Systemic lupus erythematosus (SLE) is characterized by disordered T lymphocyte signal transduction. T cells exhibit impaired protein kinase A (PKA)-catalyzed protein phosphorylation due to a profound deficiency of type I PKA (PKA-I) isozyme phosphotransferase activity. Recently, we identified a concomitant deficiency of PKA-II isozyme activity in SLE T cells. Deficient PKA-II activity is associated with (a) autophosphorylation and aberrant translocation of the beta isoform of the type II regulatory subunit (RIIbeta) from the cytosol to the nucleus; (b) accumulation and retention of nuclear RIIbeta; and, (c) reduced or undetectable c-Fos cytosolic protein. Therefore, we hypothesize that aberrant nuclear translocation of autophosphorylated RIIbeta results in (a) deficient PKA-II activity, (b) under-phosphorylation of nuclear cAMP response element binding protein (CREB) transcription factor, (c) impaired c-fos transcriptional activation, (d) reduced levels of c-fos transcript and c-Fos protein, (e) decreased formation of AP-1 transcription factor, and (f) impaired IL-2 transcriptional activation. The specific aims of this proposal are: (l) To demonstrate that autophosphorylated RIIbeta-subunit is a transcription factor that forms a RIIb-CREB heteromeric complex and acts as a transcriptional repressor of CREB-mediated c-fos transcription in normal primary T cells; (2) To identify the mechanism(s) leading to aberrant translocation of the RIIbeta-subunit from the cytosol to the nucleus in SLE T cells; (3) To determine if PKA-II-catalyzed phosphorylation of CREB is impaired and hinders its binding to CREB binding protein (CBP) and transcriptional activation of the c-Fos promoter in SLE T cells; and, (4) To determine if there is diminished AP-1 binding to consensus AP-1 sites of the IL-2 promoter/enhancer that results in reduced IL-2 production in SLE T cells. The principal goal of the proposed experiments is to establish the mechanism(s) by which deficient PKA-II isozyme activity contributes to altered c-Fos and IL-2 transcriptional activation, loss of AP-1, and diminished IL-2 production by SLE T cells. Demonstrating a connection between reduced T cell IL-2 production and deficient PKA-II isozyme activity in SLE T cells will address a principal gap in our understanding of the molecular and cellular pathophysiology of T cell immunodysfunctions in SLE.

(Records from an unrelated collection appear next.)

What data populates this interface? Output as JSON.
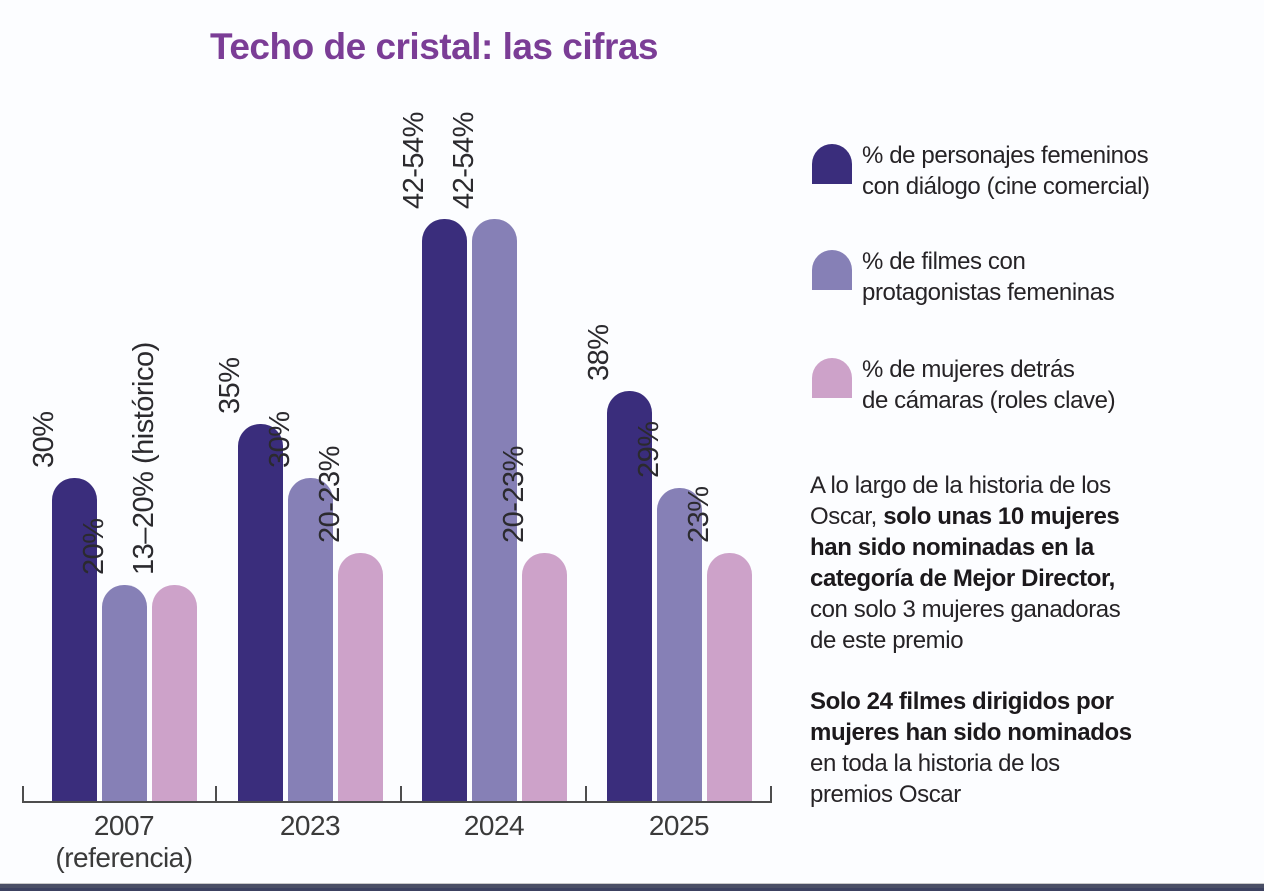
{
  "title": "Techo de cristal: las cifras",
  "chart_data": {
    "type": "bar",
    "title": "Techo de cristal: las cifras",
    "categories": [
      "2007 (referencia)",
      "2023",
      "2024",
      "2025"
    ],
    "category_lines": [
      [
        "2007",
        "(referencia)"
      ],
      [
        "2023"
      ],
      [
        "2024"
      ],
      [
        "2025"
      ]
    ],
    "ylim": [
      0,
      60
    ],
    "grid": false,
    "legend_position": "right",
    "series": [
      {
        "name": "% de personajes femeninos con diálogo (cine comercial)",
        "color": "#3a2d7c",
        "values": [
          30,
          35,
          54,
          38
        ],
        "value_labels": [
          "30%",
          "35%",
          "42-54%",
          "38%"
        ]
      },
      {
        "name": "% de filmes con protagonistas femeninas",
        "color": "#8680b6",
        "values": [
          20,
          30,
          54,
          29
        ],
        "value_labels": [
          "20%",
          "30%",
          "42-54%",
          "29%"
        ]
      },
      {
        "name": "% de mujeres detrás de cámaras (roles clave)",
        "color": "#cda2c9",
        "values": [
          20,
          23,
          23,
          23
        ],
        "value_labels": [
          "13–20% (histórico)",
          "20-23%",
          "20-23%",
          "23%"
        ]
      }
    ]
  },
  "legend": {
    "items": [
      {
        "color": "#3a2d7c",
        "lines": [
          "% de personajes femeninos",
          "con diálogo (cine comercial)"
        ]
      },
      {
        "color": "#8680b6",
        "lines": [
          "% de filmes con",
          "protagonistas femeninas"
        ]
      },
      {
        "color": "#cda2c9",
        "lines": [
          "% de mujeres detrás",
          "de cámaras (roles clave)"
        ]
      }
    ]
  },
  "notes": {
    "paragraphs": [
      {
        "lines": [
          [
            {
              "text": "A lo largo de la historia de los",
              "bold": false
            }
          ],
          [
            {
              "text": "Oscar, ",
              "bold": false
            },
            {
              "text": "solo unas 10 mujeres",
              "bold": true
            }
          ],
          [
            {
              "text": "han sido nominadas en la",
              "bold": true
            }
          ],
          [
            {
              "text": "categoría de Mejor Director,",
              "bold": true
            }
          ],
          [
            {
              "text": "con solo 3 mujeres ganadoras",
              "bold": false
            }
          ],
          [
            {
              "text": "de este premio",
              "bold": false
            }
          ]
        ]
      },
      {
        "lines": [
          [
            {
              "text": "Solo 24 filmes dirigidos por",
              "bold": true
            }
          ],
          [
            {
              "text": "mujeres han sido nominados",
              "bold": true
            }
          ],
          [
            {
              "text": "en toda la historia de los",
              "bold": false
            }
          ],
          [
            {
              "text": "premios Oscar",
              "bold": false
            }
          ]
        ]
      }
    ]
  },
  "colors": {
    "title": "#7b3d96",
    "series_dark": "#3a2d7c",
    "series_medium": "#8680b6",
    "series_light": "#cda2c9",
    "axis": "#4d4d4d",
    "text": "#262326",
    "background": "#fcfdff",
    "bottom_rule": "#4a4f66"
  }
}
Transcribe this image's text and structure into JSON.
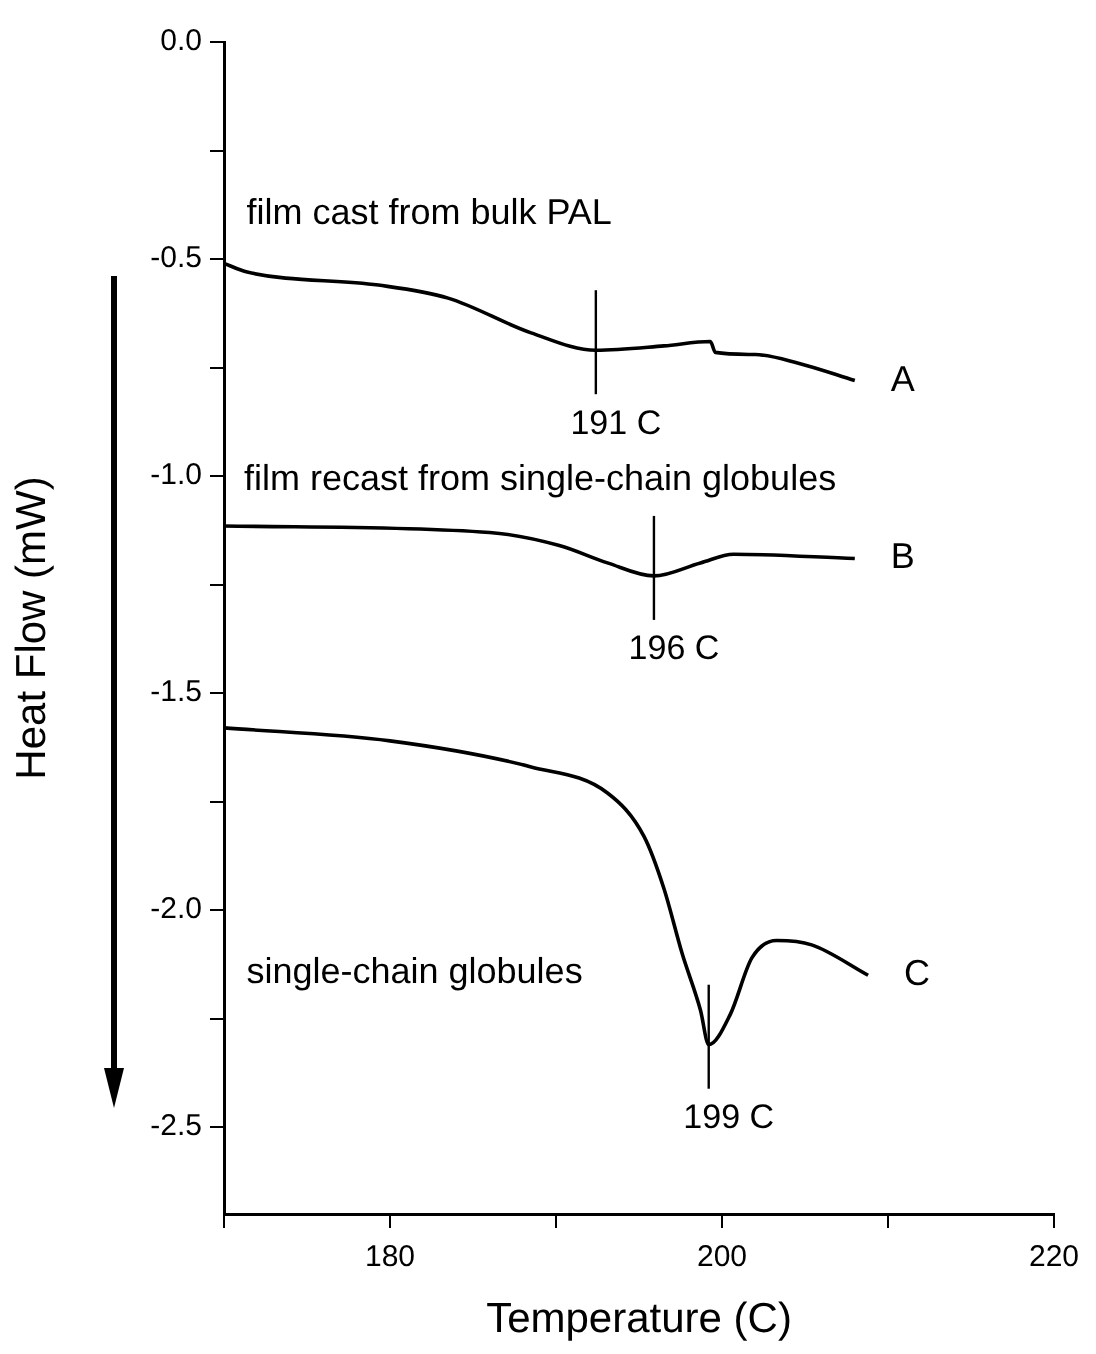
{
  "chart_data": {
    "type": "line",
    "xlabel": "Temperature (C)",
    "ylabel": "Heat Flow (mW)",
    "xlim": [
      170,
      220
    ],
    "xticks": [
      {
        "value": 170,
        "label": null
      },
      180,
      {
        "value": 190,
        "label": null
      },
      200,
      {
        "value": 210,
        "label": null
      },
      220
    ],
    "ylim": [
      -2.7,
      0
    ],
    "yticks": [
      {
        "value": 0,
        "label": "0.0"
      },
      {
        "value": -0.25,
        "label": null
      },
      -0.5,
      {
        "value": -0.75,
        "label": null
      },
      {
        "value": -1,
        "label": "-1.0"
      },
      {
        "value": -1.25,
        "label": null
      },
      -1.5,
      {
        "value": -1.75,
        "label": null
      },
      {
        "value": -2,
        "label": "-2.0"
      },
      {
        "value": -2.25,
        "label": null
      },
      -2.5
    ],
    "grid": false,
    "legend": false,
    "marker": "none",
    "line_style": "solid",
    "series": [
      {
        "name": "A",
        "color": "#000000",
        "x": [
          170,
          171.4,
          179.3,
          183.5,
          188.5,
          192.4,
          196.5,
          199.3,
          199.6,
          202,
          204.6,
          208
        ],
        "values": [
          -0.51,
          -0.53,
          -0.56,
          -0.59,
          -0.67,
          -0.71,
          -0.7,
          -0.69,
          -0.715,
          -0.72,
          -0.74,
          -0.78
        ]
      },
      {
        "name": "B",
        "color": "#000000",
        "x": [
          170,
          186,
          190.2,
          193.1,
          195.9,
          198.7,
          200.7,
          208
        ],
        "values": [
          -1.115,
          -1.13,
          -1.16,
          -1.2,
          -1.23,
          -1.2,
          -1.18,
          -1.19
        ]
      },
      {
        "name": "C",
        "color": "#000000",
        "x": [
          170,
          180,
          188.5,
          193.1,
          195.3,
          196.5,
          197.6,
          198.7,
          199.2,
          200.5,
          201.8,
          203.3,
          205.4,
          208.8
        ],
        "values": [
          -1.58,
          -1.61,
          -1.67,
          -1.73,
          -1.83,
          -1.95,
          -2.1,
          -2.23,
          -2.31,
          -2.24,
          -2.11,
          -2.07,
          -2.08,
          -2.15
        ]
      }
    ],
    "annotations": [
      "film cast from bulk PAL",
      "film recast from single-chain globules",
      "single-chain globules",
      {
        "text": "191 C",
        "x": 192.4,
        "y": -0.71
      },
      {
        "text": "196 C",
        "x": 195.9,
        "y": -1.23
      },
      {
        "text": "199 C",
        "x": 199.2,
        "y": -2.31
      }
    ]
  }
}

系统性红斑狼疮(SLE)以T淋巴细胞信号转导紊乱为特征。由于I型蛋白激酶A(PKA-I)同工酶磷酸转移酶活性的严重缺乏，T细胞呈现蛋白激酶A(PKA)催化的蛋白磷酸化受损。最近，我们在SLE T细胞中发现了一种伴随的PKA-II同工酶活性缺陷。PKA-II活性的缺陷与(A)自磷酸化和II型调节亚基(RIIbeta)的β亚基从胞浆到细胞核的异常移位有关；(B)核RIIbeta的积累和保留；以及(C)c-Fos胞浆蛋白的减少或检测不到。因此，我们假设自磷酸化RIIbeta的异常核转位导致(A)PKA-II活性缺陷，(B)核cAMP反应元件结合蛋白(CREB)转录因子磷酸化不足，(C)c-fos转录激活受损，(D)c-fos转录和c-fos蛋白水平降低，(E)AP-1转录因子形成减少，(F)IL-2转录激活受损。这一建议的具体目的是：(L)证明在正常的原代T细胞中，自磷酸化的RIIb-β亚基是一种转录因子，形成RIIb-CREB异构体复合体，并作为CREB介导的c-fos转录的转录抑制因子；(2)确定SLE细胞中RIIbeta-亚基异常移位的机制(S)；(3)确定PKA-II催化的CREB的磷酸化是否受损，并阻碍其与CREB结合蛋白(CBP)的结合和c-Fos启动子的转录激活；以及，(4)确定是否存在AP-1与IL-2启动子/增强子的共识AP-1结合减少，从而导致SLE T细胞产生IL-2减少。本实验的主要目的是建立PKA-II同工酶活性缺陷导致系统性红斑狼疮T细胞c-Fos和IL-2转录激活改变、AP-1丢失和IL-2产生减少的机制(S)。证明T细胞IL-2的产生减少与SLE T细胞中PKA-II同工酶活性低下之间的联系，将解决我们对SLE T细胞免疫功能障碍的分子和细胞病理生理学的主要认识差距。